Abstract

The area around the town of Mangalia in Southern Dobrogea (Romania) hosts a unique karst landscape represented mostly by large collapse dolines. Around one of these collapse dolines, named Obanul Mare, there is a peculiar morphology of hillocks that resemble the tropical labyrinth-cone karst but on a much-reduced scale. This peculiar relief was hypothesized to be residual, resulting from the ceiling collapse of a two-dimensional maze cave. This type of maze caves form when the water table remains stable for long periods of time, allowing groundwater to dissolve the carbonate host rock along all available discontinuities. The Obanul Mare structure contains a 200 m long cave (Movile cave), whereas a few kilometers away we can find Limanu maze cave, whose passages sum up to more than 3,500 m.

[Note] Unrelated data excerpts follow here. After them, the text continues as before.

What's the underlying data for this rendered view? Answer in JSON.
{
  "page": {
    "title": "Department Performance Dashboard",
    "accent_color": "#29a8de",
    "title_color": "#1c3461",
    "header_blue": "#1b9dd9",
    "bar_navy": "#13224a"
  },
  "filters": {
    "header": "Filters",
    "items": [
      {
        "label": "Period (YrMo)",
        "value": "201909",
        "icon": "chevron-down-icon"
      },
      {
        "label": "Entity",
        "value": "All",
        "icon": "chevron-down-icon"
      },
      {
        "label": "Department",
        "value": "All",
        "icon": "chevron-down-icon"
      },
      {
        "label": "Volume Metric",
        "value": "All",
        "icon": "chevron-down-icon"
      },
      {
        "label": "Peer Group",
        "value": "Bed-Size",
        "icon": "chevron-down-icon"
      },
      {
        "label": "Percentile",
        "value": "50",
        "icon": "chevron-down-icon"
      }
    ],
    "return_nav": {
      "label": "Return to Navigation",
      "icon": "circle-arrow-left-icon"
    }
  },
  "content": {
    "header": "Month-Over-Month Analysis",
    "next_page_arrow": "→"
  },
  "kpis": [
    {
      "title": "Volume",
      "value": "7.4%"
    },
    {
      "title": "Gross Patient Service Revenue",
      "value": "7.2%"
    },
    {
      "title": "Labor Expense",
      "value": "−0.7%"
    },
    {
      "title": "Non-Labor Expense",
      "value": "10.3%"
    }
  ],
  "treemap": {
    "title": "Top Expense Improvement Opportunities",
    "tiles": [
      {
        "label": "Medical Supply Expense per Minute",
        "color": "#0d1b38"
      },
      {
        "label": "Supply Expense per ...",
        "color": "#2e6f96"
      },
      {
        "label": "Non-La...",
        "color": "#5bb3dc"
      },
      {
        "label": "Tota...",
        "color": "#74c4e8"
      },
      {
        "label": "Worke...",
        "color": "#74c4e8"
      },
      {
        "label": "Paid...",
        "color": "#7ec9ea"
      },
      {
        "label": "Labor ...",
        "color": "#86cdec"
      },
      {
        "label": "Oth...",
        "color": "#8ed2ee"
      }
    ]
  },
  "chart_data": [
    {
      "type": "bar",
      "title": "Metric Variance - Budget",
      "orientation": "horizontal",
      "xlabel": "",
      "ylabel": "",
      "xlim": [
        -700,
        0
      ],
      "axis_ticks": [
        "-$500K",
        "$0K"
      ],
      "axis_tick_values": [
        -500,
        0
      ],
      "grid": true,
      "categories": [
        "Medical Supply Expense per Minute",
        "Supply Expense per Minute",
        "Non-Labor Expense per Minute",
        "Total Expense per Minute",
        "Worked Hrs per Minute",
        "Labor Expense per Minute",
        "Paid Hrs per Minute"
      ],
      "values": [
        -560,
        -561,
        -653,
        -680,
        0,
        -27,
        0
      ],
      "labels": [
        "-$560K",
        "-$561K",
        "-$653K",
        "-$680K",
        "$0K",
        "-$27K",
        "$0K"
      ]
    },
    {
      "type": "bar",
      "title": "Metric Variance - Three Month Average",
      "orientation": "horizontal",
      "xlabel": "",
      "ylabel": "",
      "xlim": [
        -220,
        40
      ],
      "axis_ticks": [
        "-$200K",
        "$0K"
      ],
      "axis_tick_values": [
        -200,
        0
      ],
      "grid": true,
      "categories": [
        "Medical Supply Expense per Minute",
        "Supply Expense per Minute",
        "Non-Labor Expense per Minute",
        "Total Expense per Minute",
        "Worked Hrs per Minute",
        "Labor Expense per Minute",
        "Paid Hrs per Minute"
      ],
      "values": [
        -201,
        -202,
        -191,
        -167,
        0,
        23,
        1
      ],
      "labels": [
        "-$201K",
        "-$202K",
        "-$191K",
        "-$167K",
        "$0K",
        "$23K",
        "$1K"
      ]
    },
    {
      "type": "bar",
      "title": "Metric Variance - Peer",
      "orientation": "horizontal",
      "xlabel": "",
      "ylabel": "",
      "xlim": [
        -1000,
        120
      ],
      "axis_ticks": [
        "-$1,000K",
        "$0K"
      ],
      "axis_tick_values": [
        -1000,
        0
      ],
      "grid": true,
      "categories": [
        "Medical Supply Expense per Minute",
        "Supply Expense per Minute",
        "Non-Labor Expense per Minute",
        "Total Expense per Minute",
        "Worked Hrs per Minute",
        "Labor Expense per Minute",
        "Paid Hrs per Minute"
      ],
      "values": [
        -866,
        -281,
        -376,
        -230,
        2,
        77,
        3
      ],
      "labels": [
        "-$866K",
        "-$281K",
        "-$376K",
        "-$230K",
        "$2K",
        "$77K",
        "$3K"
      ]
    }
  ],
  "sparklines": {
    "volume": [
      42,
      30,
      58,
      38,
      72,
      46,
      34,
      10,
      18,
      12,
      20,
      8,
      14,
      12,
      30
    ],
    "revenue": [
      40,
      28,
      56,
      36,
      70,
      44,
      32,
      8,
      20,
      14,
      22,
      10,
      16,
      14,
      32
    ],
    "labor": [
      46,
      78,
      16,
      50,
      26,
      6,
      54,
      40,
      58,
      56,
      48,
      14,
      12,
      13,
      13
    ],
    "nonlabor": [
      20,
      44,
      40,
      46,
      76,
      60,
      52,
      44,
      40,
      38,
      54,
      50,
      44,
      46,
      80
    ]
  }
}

Because the existence of a former maze cave is difficult to demonstrate, in this study we took an indirect approach to this issue. We hypothesize that if there was a maze cave and its ceiling collapsed, then the inner walls would be left standing as pillars. Subsequent subaerial evolution of these pillars would create slopes that would incline towards the former cave passages. By quantifying the slope aspect from a high-resolution digital surface model, we would be able to identify the direction of the original passages, hence the main hypothetical fracture lines along which those passages formed. By comparing these orientations to those of local fractures (deduced from the nearby valley and doline axes), as well as with the orientations of the Movile Cave passages, we found that they are well correlated. This strengthens the hypothesis that the hillocky terrain is tectonically conditioned and that it might be the result of cave ceiling collapse, bringing more information on the existence of maze caves in the region.